Security is now the top priority for most most younger UK consumers when choosing a bank, and many would even consider providing a DNA sample in order to improve the security of remote banking access, according to a new study.

More than half of UK consumers cited the security of their finances and personal information as their top priority when selecting a financial institution, along with the organisation’s reputation for security, beating out previously top factors such as interest rates and ease of accessing funds, according to the Monday study by Australian telecommunications company Telstra.

Mobile security concerns

Mobile securityThe study focused on consumers between the ages of 23 and 50, finding that smartphones are the primary means of accessing banking services and managing finances for this group.

Twenty-five percent of those surveyed said they would consider providing DNA for security purposes, further emphasising the importance attached to security by British consumers, Telstra said.

“One in four UK consumers would even consider sharing their DNA with their financial institution, if it meant it would make authentication easier and their financial and personal information more secure,” stated Telstra banking executive Rocky Scopelliti.

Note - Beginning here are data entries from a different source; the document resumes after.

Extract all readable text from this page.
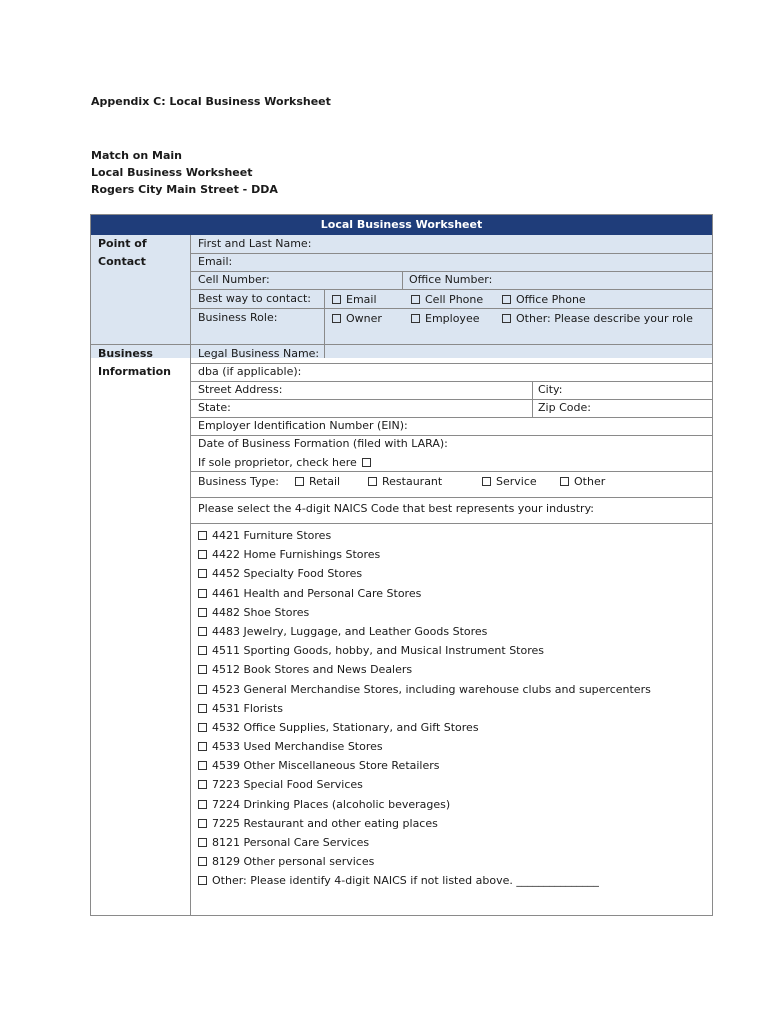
Appendix C: Local Business Worksheet
Match on Main
Local Business Worksheet
Rogers City Main Street - DDA
Local Business Worksheet
Point of
Contact
First and Last Name:
Email:
Cell Number:	Office Number:
Best way to contact:	Email	Cell Phone	Office Phone
Business Role:	Owner	Employee	Other: Please describe your role
Business
Information
Legal Business Name:
dba (if applicable):
Street Address:	City:
State:	Zip Code:
Employer Identification Number (EIN):
Date of Business Formation (filed with LARA):
If sole proprietor, check here
Business Type:	Retail	Restaurant	Service	Other
Please select the 4-digit NAICS Code that best represents your industry:
4421 Furniture Stores
4422 Home Furnishings Stores
4452 Specialty Food Stores
4461 Health and Personal Care Stores
4482 Shoe Stores
4483 Jewelry, Luggage, and Leather Goods Stores
4511 Sporting Goods, hobby, and Musical Instrument Stores
4512 Book Stores and News Dealers
4523 General Merchandise Stores, including warehouse clubs and supercenters
4531 Florists
4532 Office Supplies, Stationary, and Gift Stores
4533 Used Merchandise Stores
4539 Other Miscellaneous Store Retailers
7223 Special Food Services
7224 Drinking Places (alcoholic beverages)
7225 Restaurant and other eating places
8121 Personal Care Services
8129 Other personal services
Other: Please identify 4-digit NAICS if not listed above. _______________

Only one-third of UK consumers were found to be “very satisfied” with their banks’ authentication methods, with one-third willing to pay an extra £11 a year for more sophisticated mobile security measures. Nationwide and NatWest customers said they were the most satisfied with their identity and authentication methods.

Two-thirds of the UK consumers surveyed said they believed biometric techniques would result in more secure mobile banking applications and would reduce the risk of fraud, according to Telstra.

The Mobile Identity – The Fusion of Financial Services, Mobile and Identity”report is based on a six-month study that included interviews with 318 executives from financial services businesses across Asia Pacific, Europe and the US and a survey of 4,272 consumers of financial services in Australia, Singapore, Malaysia, Indonesia, Hong Kong, the UK and the US.

Bank security fraud rises

A recent study by Halifax found that UK consumers are relying increasingly on mobile banking services and contactless payments, and less on cash, with only £18 of every £100 spent in current account transactions being in cash.

The trend has been accompanied by a rise in fraud targeting online banking services, with European infections of the Dyre banking malware surging in the first quarter of this year, according to Trend Micro.

“The quality of the (online banking) applications and security controls on mobile platforms are still maturing and cybercriminals are seeing these as ‘easy pickings’,” said Trend security consultant Bharat Mistry.

The Dyre malware has been used along with sophisticated social-engineering techniques to net criminals more than $1 billion (£674m) to date, according to IBM figures from this spring.